As soon as you close the ssh session, the forwarded port will also close. It only lasts the duration of the ssh connection.
ssh forwarding is very powerful. If you can ssh between two systems, then you can get around any sort of connection problem like this.
Do man ssh and read about the -L and -R options.
Useful links about ssh forwarding:
http://www.rzg.mpg.de/networkservices/ssh-tunnelling-port-forwarding:
http://www.walkernews.net/2007/07/21/how-to-setup-ssh-port-forwarding-in-3-minutes/
check if your ISP router provide some port forwarding abilities,
You should probably forward the ssh port ( after ensuring that everyone password is secure/or enforcing login with ssh keys file), and use SVN+SSH protocol to access your repository.

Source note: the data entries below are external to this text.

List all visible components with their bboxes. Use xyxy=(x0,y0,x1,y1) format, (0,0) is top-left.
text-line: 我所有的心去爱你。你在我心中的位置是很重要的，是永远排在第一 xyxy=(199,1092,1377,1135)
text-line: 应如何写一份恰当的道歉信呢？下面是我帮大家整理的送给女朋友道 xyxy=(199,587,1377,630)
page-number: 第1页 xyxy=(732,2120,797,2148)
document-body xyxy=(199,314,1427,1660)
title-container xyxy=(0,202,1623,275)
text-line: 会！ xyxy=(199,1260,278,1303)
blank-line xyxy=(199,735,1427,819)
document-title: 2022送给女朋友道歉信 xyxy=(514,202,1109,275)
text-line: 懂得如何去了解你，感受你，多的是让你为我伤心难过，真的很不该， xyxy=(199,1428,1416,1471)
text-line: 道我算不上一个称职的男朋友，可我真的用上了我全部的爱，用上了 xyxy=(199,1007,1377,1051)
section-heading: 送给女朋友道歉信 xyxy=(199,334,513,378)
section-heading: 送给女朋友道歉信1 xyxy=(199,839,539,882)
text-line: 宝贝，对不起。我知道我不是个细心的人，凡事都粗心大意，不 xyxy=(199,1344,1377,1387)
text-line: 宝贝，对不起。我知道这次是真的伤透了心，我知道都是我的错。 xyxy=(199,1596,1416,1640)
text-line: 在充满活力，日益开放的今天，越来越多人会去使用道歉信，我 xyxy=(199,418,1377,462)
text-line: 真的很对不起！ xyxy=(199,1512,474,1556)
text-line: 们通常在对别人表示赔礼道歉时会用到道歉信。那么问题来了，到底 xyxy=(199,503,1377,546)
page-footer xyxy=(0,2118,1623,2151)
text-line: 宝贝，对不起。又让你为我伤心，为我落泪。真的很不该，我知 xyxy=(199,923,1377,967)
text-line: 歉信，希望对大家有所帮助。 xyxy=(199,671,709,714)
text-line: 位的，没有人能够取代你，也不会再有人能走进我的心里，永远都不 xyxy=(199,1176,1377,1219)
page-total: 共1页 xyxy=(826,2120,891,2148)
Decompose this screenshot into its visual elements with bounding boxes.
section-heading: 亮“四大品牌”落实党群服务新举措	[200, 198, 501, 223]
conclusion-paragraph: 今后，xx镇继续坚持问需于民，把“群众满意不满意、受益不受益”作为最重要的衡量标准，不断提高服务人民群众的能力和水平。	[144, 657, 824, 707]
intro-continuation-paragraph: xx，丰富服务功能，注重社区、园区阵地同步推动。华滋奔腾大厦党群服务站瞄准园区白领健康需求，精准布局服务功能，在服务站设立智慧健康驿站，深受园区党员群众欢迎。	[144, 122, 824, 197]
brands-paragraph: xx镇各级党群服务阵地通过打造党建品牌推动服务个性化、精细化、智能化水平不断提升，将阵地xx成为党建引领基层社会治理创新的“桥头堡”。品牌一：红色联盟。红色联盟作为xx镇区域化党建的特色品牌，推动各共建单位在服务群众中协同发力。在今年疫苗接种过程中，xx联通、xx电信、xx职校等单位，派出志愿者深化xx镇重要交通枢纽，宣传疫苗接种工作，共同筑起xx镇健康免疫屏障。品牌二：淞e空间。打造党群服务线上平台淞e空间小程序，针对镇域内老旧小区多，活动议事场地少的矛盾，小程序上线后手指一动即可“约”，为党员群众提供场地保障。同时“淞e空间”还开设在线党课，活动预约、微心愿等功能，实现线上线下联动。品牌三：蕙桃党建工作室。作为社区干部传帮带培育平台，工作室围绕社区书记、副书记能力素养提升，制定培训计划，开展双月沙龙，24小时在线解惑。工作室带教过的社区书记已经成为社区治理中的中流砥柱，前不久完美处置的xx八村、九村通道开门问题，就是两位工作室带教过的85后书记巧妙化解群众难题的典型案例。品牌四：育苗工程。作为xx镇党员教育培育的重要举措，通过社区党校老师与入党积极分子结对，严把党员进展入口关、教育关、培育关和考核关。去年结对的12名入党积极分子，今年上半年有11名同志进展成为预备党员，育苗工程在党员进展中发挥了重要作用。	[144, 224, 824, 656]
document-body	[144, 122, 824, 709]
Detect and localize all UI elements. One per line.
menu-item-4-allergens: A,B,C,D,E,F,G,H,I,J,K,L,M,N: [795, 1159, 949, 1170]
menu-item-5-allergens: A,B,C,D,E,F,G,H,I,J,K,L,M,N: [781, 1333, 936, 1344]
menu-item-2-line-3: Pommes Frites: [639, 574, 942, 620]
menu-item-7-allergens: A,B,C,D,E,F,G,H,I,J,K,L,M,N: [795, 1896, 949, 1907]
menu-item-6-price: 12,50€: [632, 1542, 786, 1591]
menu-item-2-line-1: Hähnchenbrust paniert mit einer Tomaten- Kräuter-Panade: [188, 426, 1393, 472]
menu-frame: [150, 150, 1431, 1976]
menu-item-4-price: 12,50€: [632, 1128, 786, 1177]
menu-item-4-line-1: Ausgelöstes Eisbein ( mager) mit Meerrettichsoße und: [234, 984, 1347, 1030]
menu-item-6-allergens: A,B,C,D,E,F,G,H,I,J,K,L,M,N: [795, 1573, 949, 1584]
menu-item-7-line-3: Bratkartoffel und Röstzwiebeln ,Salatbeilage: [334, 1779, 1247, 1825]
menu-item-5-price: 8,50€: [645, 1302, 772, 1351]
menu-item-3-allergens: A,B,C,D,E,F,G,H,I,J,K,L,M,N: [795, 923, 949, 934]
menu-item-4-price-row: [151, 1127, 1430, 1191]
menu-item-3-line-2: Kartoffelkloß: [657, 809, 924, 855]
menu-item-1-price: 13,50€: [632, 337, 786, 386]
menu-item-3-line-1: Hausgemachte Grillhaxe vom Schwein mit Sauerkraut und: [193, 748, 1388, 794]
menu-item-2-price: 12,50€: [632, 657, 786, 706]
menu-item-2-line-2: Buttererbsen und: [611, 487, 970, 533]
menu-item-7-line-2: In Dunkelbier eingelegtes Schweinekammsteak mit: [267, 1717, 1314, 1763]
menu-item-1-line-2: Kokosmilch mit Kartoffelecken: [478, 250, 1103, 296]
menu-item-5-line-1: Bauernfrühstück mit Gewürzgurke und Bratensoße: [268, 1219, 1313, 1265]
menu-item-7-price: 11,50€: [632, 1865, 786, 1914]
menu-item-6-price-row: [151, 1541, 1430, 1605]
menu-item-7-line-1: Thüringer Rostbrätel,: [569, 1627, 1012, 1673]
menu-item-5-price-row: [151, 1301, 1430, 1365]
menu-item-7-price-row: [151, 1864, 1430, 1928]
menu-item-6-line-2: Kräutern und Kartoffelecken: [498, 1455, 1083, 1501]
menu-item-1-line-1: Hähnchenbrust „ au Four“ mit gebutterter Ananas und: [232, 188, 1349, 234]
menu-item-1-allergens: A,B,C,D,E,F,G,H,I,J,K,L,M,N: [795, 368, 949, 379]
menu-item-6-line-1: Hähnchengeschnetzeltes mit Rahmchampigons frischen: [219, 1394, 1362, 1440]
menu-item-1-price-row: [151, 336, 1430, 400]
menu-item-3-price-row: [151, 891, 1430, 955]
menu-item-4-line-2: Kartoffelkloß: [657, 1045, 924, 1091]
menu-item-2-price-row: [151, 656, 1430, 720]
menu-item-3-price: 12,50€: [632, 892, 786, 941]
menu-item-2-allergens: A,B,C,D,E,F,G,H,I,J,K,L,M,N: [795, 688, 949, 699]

You should be able to open up and forward a single port (3690 by default) on your existing IP to the local server, as pointed out by Pekka. This depends on your router, and your ability to access the configuration interface on the router.
Instead of having to deal with SSH and worry about people trying to access your local server from anywhere, you could setup a firewall to only allow incoming traffic from your single remote server. Depending on the router setup, you could simply use the builtin firewall on the local server. It would still be advisable to have some svn authentication, though.
The SSH forwarding method described by kanaka prevents the entire issue about remote access to the local machine, but it requires you to execute the forwarding command from the local server every time you need to access svn on the remote server.